Exponential growth in electric vehicle (EV) sales is transforming the auto sector faster than currently predicted, with EVs set to dominate global car sales by the end of the decade, putting at risk nearly half of worldwide oil demand, according to new analysis by RMI in partnership with the Bezos Earth Fund.
Combustion car sales peaked in 2017, and by the middle of the decade more will be scrapped than sold, meaning the overall fleet of combustion cars is about to peak and will be in freefall by 2030, the RMI research shows.
Following an S-curve trajectory, already established by leading EV markets in Northern Europe and China, implies that global EV sales will increase at least sixfold by 2030, to enjoy a market share of 62% to 86% of new vehicle sales, the analysis shows. By contrast, current established projections see EVs reaching only around 40% market share by 2030, despite having been consistently revised higher to try and keep up with the exponential growth already underway.
RMI forecast of electric vehicles’ share of global car sales. Source: RMI
As internal combustion cars account for around a quarter of global oil demand and broader road transport accounts for nearly half, the exponential growth of EVs puts all of that oil demand at risk. Oil demand for cars peaked in 2019 and will be falling by at least 1 million barrels per day (mbpd) every year after 2030, eliminating expected growth in oil demand for cars, according to the RMI forecasts.
The analysis reveals economics is now overtaking policy incentives as the core accelerant of EV sales, with falling battery costs leading the shift. RMI expects battery costs to halve this decade, from $151 per kilowatt hour (kWh) to between $60 and 90 per kWh. By 2030, falling costs will, for the first time, make EVs as cheap or cheaper to both buy and run as gasoline cars in every market globally.
EV dominance in car sales will inevitably drive electrification across other forms of road transport, from two- and three-wheelers to heavy duty trucks, RMI says.
China is on course for 90% EV sales by 2030, up from a third today, with a growing number of markets on similar S-curves to hit up to 80% market share by the same date, as the race for EV supremacy speeds up, the research from RMI shows.
China sold more EVs last year than the rest of the world combined, due to strong policy support. China dominates production of EVs, batteries, and other components, which is further driving down battery costs and making EV adoption easier all over the world, RMI says.
Countries including China, the Netherlands, and Norway have already shown that it is possible to grow EV sales fast enough to meet climate goals, according to separate research from Systems Change Lab, an initiative convened by the World Resources Institute (WRI) and the Bezos Earth Fund.
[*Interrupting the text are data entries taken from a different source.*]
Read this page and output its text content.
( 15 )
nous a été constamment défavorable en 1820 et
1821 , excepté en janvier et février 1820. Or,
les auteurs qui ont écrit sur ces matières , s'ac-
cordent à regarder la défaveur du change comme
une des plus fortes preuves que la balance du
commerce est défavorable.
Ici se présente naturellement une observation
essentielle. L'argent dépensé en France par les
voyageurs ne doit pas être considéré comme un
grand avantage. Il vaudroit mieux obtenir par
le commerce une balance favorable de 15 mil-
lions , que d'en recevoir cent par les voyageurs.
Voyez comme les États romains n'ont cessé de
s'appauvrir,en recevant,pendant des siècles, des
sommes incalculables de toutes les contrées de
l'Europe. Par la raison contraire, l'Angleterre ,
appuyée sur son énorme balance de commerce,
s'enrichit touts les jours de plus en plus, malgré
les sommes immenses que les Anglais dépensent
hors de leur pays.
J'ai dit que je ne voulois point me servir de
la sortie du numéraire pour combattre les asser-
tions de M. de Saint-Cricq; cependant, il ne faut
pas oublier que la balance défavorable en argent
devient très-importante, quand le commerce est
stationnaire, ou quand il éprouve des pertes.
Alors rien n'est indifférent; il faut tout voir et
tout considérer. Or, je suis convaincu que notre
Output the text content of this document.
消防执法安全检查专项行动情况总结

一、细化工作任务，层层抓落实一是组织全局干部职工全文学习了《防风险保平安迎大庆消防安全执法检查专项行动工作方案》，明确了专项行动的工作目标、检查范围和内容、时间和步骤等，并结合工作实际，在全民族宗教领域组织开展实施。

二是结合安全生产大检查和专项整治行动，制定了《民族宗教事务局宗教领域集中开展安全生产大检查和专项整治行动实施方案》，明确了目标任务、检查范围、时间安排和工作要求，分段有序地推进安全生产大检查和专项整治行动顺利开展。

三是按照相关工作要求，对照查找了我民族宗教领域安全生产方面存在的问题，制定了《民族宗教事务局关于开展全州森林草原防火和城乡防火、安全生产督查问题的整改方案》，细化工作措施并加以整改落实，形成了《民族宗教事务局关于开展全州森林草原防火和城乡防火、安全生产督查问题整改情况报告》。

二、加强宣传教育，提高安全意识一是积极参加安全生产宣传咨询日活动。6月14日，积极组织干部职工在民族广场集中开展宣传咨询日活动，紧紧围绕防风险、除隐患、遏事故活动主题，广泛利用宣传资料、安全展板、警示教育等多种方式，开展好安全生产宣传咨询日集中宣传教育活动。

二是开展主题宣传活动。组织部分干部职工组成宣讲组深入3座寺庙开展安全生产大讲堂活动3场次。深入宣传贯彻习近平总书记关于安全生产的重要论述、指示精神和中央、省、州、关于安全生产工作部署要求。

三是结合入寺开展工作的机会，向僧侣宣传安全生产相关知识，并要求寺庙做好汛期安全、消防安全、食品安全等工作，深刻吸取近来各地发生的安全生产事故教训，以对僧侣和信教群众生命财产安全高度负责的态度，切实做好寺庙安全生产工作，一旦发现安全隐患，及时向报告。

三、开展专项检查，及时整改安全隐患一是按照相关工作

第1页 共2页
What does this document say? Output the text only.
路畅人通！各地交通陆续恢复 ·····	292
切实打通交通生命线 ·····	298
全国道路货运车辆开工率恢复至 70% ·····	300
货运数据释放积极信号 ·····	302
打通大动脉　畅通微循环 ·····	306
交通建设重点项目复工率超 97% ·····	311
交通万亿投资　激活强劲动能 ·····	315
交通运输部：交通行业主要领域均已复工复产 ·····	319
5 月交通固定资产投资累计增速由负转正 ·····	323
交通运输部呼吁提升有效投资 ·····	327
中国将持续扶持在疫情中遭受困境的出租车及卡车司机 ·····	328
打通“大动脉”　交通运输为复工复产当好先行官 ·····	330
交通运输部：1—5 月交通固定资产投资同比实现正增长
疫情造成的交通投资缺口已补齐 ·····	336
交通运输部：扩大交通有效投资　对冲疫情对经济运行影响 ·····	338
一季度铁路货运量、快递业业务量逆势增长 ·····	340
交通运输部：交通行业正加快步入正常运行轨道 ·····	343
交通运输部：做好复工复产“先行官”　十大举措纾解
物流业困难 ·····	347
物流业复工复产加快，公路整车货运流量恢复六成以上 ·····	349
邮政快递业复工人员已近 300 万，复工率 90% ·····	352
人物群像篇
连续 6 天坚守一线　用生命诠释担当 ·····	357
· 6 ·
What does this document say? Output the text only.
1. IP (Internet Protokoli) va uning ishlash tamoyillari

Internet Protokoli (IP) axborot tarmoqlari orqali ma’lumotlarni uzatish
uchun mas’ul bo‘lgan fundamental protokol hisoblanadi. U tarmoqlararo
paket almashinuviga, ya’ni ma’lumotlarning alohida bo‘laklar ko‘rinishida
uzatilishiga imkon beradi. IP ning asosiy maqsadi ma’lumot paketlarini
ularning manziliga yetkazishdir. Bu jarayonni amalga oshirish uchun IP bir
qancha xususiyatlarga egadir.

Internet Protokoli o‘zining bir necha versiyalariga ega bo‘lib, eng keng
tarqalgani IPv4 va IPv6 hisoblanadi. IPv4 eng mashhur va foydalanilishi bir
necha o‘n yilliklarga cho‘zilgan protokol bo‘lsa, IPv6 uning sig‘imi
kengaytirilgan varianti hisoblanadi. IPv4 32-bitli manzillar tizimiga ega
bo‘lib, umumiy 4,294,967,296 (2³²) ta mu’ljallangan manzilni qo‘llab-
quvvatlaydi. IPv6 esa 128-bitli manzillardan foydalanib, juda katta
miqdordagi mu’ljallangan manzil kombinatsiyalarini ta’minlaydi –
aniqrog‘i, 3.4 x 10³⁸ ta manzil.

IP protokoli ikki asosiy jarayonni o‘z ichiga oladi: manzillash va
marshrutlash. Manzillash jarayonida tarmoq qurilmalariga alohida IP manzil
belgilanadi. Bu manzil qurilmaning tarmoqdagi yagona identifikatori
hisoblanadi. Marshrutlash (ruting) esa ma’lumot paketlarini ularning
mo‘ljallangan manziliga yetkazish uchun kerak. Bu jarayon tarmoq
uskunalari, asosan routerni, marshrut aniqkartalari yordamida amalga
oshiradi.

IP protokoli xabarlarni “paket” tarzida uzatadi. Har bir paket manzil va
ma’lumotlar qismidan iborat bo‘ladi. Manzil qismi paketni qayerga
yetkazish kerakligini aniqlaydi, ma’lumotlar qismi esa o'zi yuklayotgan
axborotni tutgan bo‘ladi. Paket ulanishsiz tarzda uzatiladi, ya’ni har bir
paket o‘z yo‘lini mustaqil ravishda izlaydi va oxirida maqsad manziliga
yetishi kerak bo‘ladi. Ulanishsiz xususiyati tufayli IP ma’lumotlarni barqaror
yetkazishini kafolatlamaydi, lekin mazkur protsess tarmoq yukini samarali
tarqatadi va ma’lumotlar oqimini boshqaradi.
Now, a diverse range of countries are showing a similar pattern of exponential growth as EV sales in these countries quickly accelerate up an S-Curve once EV sales hit 1% of total car sales.
Later-adopting countries, such as India and Israel, are now seeing EV sales growth at faster rates than the global average due to falling costs and advancing technology, meaning they have a chance to catch up with the front-runners, the Systems Change Lab research shows. India’s all-electric vehicle sales tripled in one year from 0.4% to 1.5%, a feat that took the rest of the world three years, indicating the country is at the early stages of an S-curve trend.
A rapid shift in purchasing decisions is likely to occur once EVs become cheaper to buy than fossil-fuelled vehicles, according to a third, new body of research by Exeter University’s Economics of Energy Innovation and System Transition (EEIST) project.
This purchase price-parity tipping point is expected as early as 2024 in Europe, 2025 in China, 2026 in the US and 2027 in India for medium-sized cars, and even sooner for smaller vehicles. In China, lifetime costs of small EVs are already cheaper than their fossil-fueled equivalents. When both the costs of operation and purchase are accounted for, EVs are already cheaper to own than gasoline or diesel cars in the EU and China, and the US will achieve the same within the next one or two years.
The EEIST project research also finds that coordinated international action, whereby the US, EU, and China align their regulatory trajectories so that all their new car sales are zero emissions by 2035, can bring forward this purchase-price parity tipping point by up to three years. This would not only benefit the transitions of the largest markets but would accelerate cost declines globally, enabling a faster transition for all. These three large markets have global impact, together accounting for 60% of the global car market.
Meanwhile, under the Accelerating to Zero Coalition, more than 220 signatories to the zero emission vehicle (ZEV) declaration—which includes countries representing 12% of the global car and van market committed to 100% ZEV sales by 2040 globally and 2035 in leading markets—are helping to drive widespread progress through a shared pathway. Plus, more than 100 corporate members of EV100 are helping to accelerate the transition and driving investment decisions at scale.